Avoid buying processed foods because they have been transformed by various chemicals. Some of these chemicals can cause many types of cancer in the internal organs. Read the labels of all products. In Asia, many processed foods are packed with monosodium glutamate (MSG) which is bad for the body. Some medical reports have stated that MSG is responsible for endocrine disorders, neuro-degenerative disease and even brain damage.

Avoid 'Old' Frozen Meats
Processed meat products that are stored for a long time in deep freezers, such as salami, bologna, sausages and other delicatessen products, contain a preservative and color fixative known as sodium nitrite. This chemical is commonly used to prevent the growth of the bacteria Clostridium botulinum which is responsible for botulism. Sodium nitrite has an extremely toxic profile. It can cause colon cancer when the stomach acid reacts with it to form the highly toxic nitrosamines.

If you really like to eat processed meats, then it may be advisable to buy directly from the butcher who makes these in his butcher shop. The other way is to buy ground mince and make them yourself. At least, you are sure that you are not feeding yourself and your family with the dangerous sodium nitrites.

Natural Sweetness
Popular artificial sweeteners such as NutraSweet and Equal may seem beneficial to diabetic patients but they can also be dangerous. According to some medical reports, these artificial sweeteners have aspartame which is known to cause various  medical problems. Aspartame contains 50% phenylalanine which is an essential amino acid found in proteins. Researchers believe that when phenylalanine is combined with the other amino acids, it is beneficial to the body. However, when consumed in its isolated form, it causes side effects. In more extreme cases, the toxic effect of phenylalanine causes an alteration of brain's normal functions and thus behavioral changes. There are quite a few reports about serious side effects such as headaches, dizziness, menstrual problems, symptoms of Multiple Sclerosis or Fibromyalgia.

A good sugar substitute is stevia. This South American herb is 30 times sweeter than sugar and it does not have the negative properties of sugar.The sweet glycosides found in the leaves of the stevia plant cannot be metabolized by our digestive system. Thus the caloric intake is zero. The blood glucose levels of diabetics or pre-diabetics are not negatively affected.

Organic Foods
Begin your healthy lifestyle by gradually converting to eating organic produce. In Malaysia, there are more and more organic stores offering a wide range of fresh and packaged organic products. Reduce the risks of ingesting toxic chemicals which are found on conventionally grown vegetables and fruits. You must have read that Singapore, from time to time, rejects truckloads of vegetables from vegetable farms in Cameron Highlands or other areas. The reason is that the toxic levels of the chemicals found on the vegetable are outside the approved healthy standards.
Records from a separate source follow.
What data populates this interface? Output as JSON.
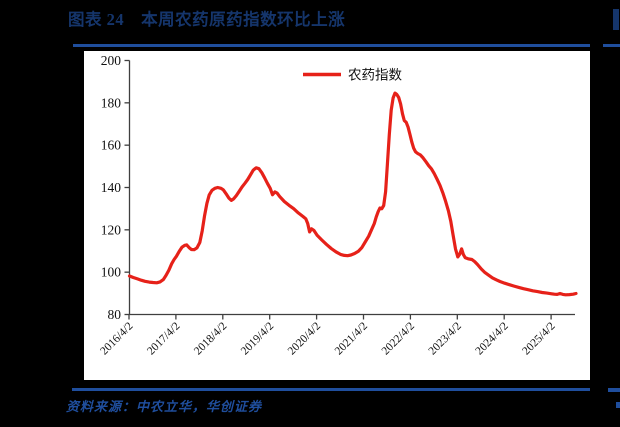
{
  "page": {
    "title": "图表 24　本周农药原药指数环比上涨",
    "source": "资料来源：中农立华，华创证券"
  },
  "colors": {
    "page_bg": "#000000",
    "panel_bg": "#ffffff",
    "title_navy": "#15356b",
    "rule_blue": "#1f4e9d",
    "source_blue": "#1f4e9d",
    "series_red": "#e62119",
    "axis_gray": "#3f3f3f",
    "tick_text": "#111111"
  },
  "chart_data": {
    "type": "line",
    "title": "",
    "legend": [
      {
        "label": "农药指数",
        "color": "#e62119"
      }
    ],
    "legend_position": "top-center",
    "xlabel": "",
    "ylabel": "",
    "ylim": [
      80,
      200
    ],
    "yticks": [
      80,
      100,
      120,
      140,
      160,
      180,
      200
    ],
    "grid": false,
    "xtick_labels": [
      "2016/4/2",
      "2017/4/2",
      "2018/4/2",
      "2019/4/2",
      "2020/4/2",
      "2021/4/2",
      "2022/4/2",
      "2023/4/2",
      "2024/4/2",
      "2025/4/2"
    ],
    "x_unit": "years_since_first_tick",
    "series": [
      {
        "name": "农药指数",
        "color": "#e62119",
        "points": [
          [
            0.0,
            98.2
          ],
          [
            0.08,
            97.5
          ],
          [
            0.17,
            96.8
          ],
          [
            0.25,
            96.2
          ],
          [
            0.33,
            95.7
          ],
          [
            0.42,
            95.3
          ],
          [
            0.5,
            95.1
          ],
          [
            0.58,
            95.0
          ],
          [
            0.65,
            95.4
          ],
          [
            0.72,
            96.5
          ],
          [
            0.78,
            98.5
          ],
          [
            0.84,
            101.0
          ],
          [
            0.9,
            104.0
          ],
          [
            0.95,
            106.0
          ],
          [
            1.0,
            107.5
          ],
          [
            1.06,
            109.8
          ],
          [
            1.12,
            111.8
          ],
          [
            1.18,
            112.7
          ],
          [
            1.22,
            112.9
          ],
          [
            1.27,
            111.6
          ],
          [
            1.32,
            110.7
          ],
          [
            1.38,
            110.6
          ],
          [
            1.44,
            111.5
          ],
          [
            1.5,
            114.0
          ],
          [
            1.55,
            119.5
          ],
          [
            1.6,
            126.5
          ],
          [
            1.65,
            132.5
          ],
          [
            1.7,
            136.5
          ],
          [
            1.76,
            138.7
          ],
          [
            1.82,
            139.6
          ],
          [
            1.88,
            140.0
          ],
          [
            1.95,
            139.6
          ],
          [
            2.0,
            138.9
          ],
          [
            2.06,
            137.0
          ],
          [
            2.12,
            135.0
          ],
          [
            2.17,
            133.9
          ],
          [
            2.22,
            134.6
          ],
          [
            2.28,
            136.2
          ],
          [
            2.34,
            138.2
          ],
          [
            2.4,
            140.3
          ],
          [
            2.46,
            142.0
          ],
          [
            2.52,
            143.8
          ],
          [
            2.58,
            146.0
          ],
          [
            2.64,
            148.2
          ],
          [
            2.7,
            149.3
          ],
          [
            2.76,
            148.9
          ],
          [
            2.82,
            147.0
          ],
          [
            2.88,
            144.6
          ],
          [
            2.94,
            142.0
          ],
          [
            3.0,
            139.6
          ],
          [
            3.05,
            136.6
          ],
          [
            3.1,
            137.9
          ],
          [
            3.15,
            137.3
          ],
          [
            3.2,
            135.8
          ],
          [
            3.3,
            133.4
          ],
          [
            3.4,
            131.6
          ],
          [
            3.5,
            130.0
          ],
          [
            3.6,
            128.0
          ],
          [
            3.7,
            126.3
          ],
          [
            3.76,
            125.2
          ],
          [
            3.8,
            123.0
          ],
          [
            3.84,
            119.0
          ],
          [
            3.88,
            120.5
          ],
          [
            3.93,
            119.8
          ],
          [
            4.0,
            117.4
          ],
          [
            4.1,
            115.2
          ],
          [
            4.2,
            113.1
          ],
          [
            4.3,
            111.2
          ],
          [
            4.4,
            109.6
          ],
          [
            4.5,
            108.4
          ],
          [
            4.58,
            107.9
          ],
          [
            4.65,
            107.8
          ],
          [
            4.72,
            108.1
          ],
          [
            4.8,
            108.8
          ],
          [
            4.88,
            109.9
          ],
          [
            4.95,
            111.5
          ],
          [
            5.02,
            114.0
          ],
          [
            5.1,
            117.0
          ],
          [
            5.16,
            120.0
          ],
          [
            5.22,
            123.0
          ],
          [
            5.26,
            126.0
          ],
          [
            5.3,
            128.5
          ],
          [
            5.34,
            130.3
          ],
          [
            5.38,
            130.0
          ],
          [
            5.42,
            131.5
          ],
          [
            5.46,
            138.0
          ],
          [
            5.5,
            151.0
          ],
          [
            5.54,
            165.0
          ],
          [
            5.58,
            176.5
          ],
          [
            5.62,
            182.3
          ],
          [
            5.66,
            184.6
          ],
          [
            5.7,
            184.0
          ],
          [
            5.74,
            182.5
          ],
          [
            5.78,
            179.5
          ],
          [
            5.82,
            174.8
          ],
          [
            5.86,
            171.6
          ],
          [
            5.9,
            170.8
          ],
          [
            5.94,
            168.5
          ],
          [
            5.98,
            165.0
          ],
          [
            6.02,
            161.5
          ],
          [
            6.06,
            158.5
          ],
          [
            6.1,
            156.8
          ],
          [
            6.15,
            156.0
          ],
          [
            6.2,
            155.4
          ],
          [
            6.26,
            154.0
          ],
          [
            6.32,
            152.2
          ],
          [
            6.38,
            150.3
          ],
          [
            6.44,
            148.8
          ],
          [
            6.5,
            146.5
          ],
          [
            6.56,
            143.8
          ],
          [
            6.62,
            141.0
          ],
          [
            6.68,
            137.5
          ],
          [
            6.74,
            133.5
          ],
          [
            6.8,
            129.0
          ],
          [
            6.85,
            124.0
          ],
          [
            6.9,
            117.5
          ],
          [
            6.95,
            111.0
          ],
          [
            7.0,
            107.2
          ],
          [
            7.04,
            108.5
          ],
          [
            7.08,
            111.0
          ],
          [
            7.12,
            108.3
          ],
          [
            7.16,
            106.8
          ],
          [
            7.22,
            106.3
          ],
          [
            7.3,
            106.0
          ],
          [
            7.36,
            105.0
          ],
          [
            7.42,
            103.6
          ],
          [
            7.5,
            101.5
          ],
          [
            7.58,
            99.8
          ],
          [
            7.66,
            98.5
          ],
          [
            7.74,
            97.3
          ],
          [
            7.82,
            96.4
          ],
          [
            7.9,
            95.6
          ],
          [
            8.0,
            94.8
          ],
          [
            8.1,
            94.1
          ],
          [
            8.2,
            93.4
          ],
          [
            8.3,
            92.8
          ],
          [
            8.4,
            92.2
          ],
          [
            8.5,
            91.7
          ],
          [
            8.6,
            91.2
          ],
          [
            8.7,
            90.8
          ],
          [
            8.8,
            90.4
          ],
          [
            8.9,
            90.1
          ],
          [
            9.0,
            89.8
          ],
          [
            9.06,
            89.6
          ],
          [
            9.12,
            89.5
          ],
          [
            9.18,
            89.9
          ],
          [
            9.24,
            89.5
          ],
          [
            9.3,
            89.3
          ],
          [
            9.38,
            89.4
          ],
          [
            9.46,
            89.6
          ],
          [
            9.52,
            89.9
          ]
        ]
      }
    ]
  }
}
Imagine, feeding your children with fruits and vegetables that are laced with poisonous toxins. These chemicals are harmful to the body and will cause nerve damage, cancer and Parkinson' disease. Pregnant ladies are known to suffer from miscarriage or have babies with birth defects when their bodies have high levels of food toxins.

The best option is to buy and eat organic. Malaysia has free-range chickens that live on grass and organic grains. These chickens can be accepted as organic meats. In other countries, there are free-range cattle, pigs, goats and sheep. Hormone-free food is the best. Buying meats that come from conventional sources can be harmful. A dangerous artificially created hormone known as diethylstilbestrol is found in almost 85% of all meats sold in USA. Chances are this hormone is also found in most meats sold in Malaysia. This hormone is responsible for cancer of the breasts and reproductive organs.

To keep your children and family members safe, start buying organic produce now. You should cook organic, grow organic garden and visit your local organic farms. Support the organic movement and tell someone about the benefits of consuming organics.Start having a really healthy life with organic now.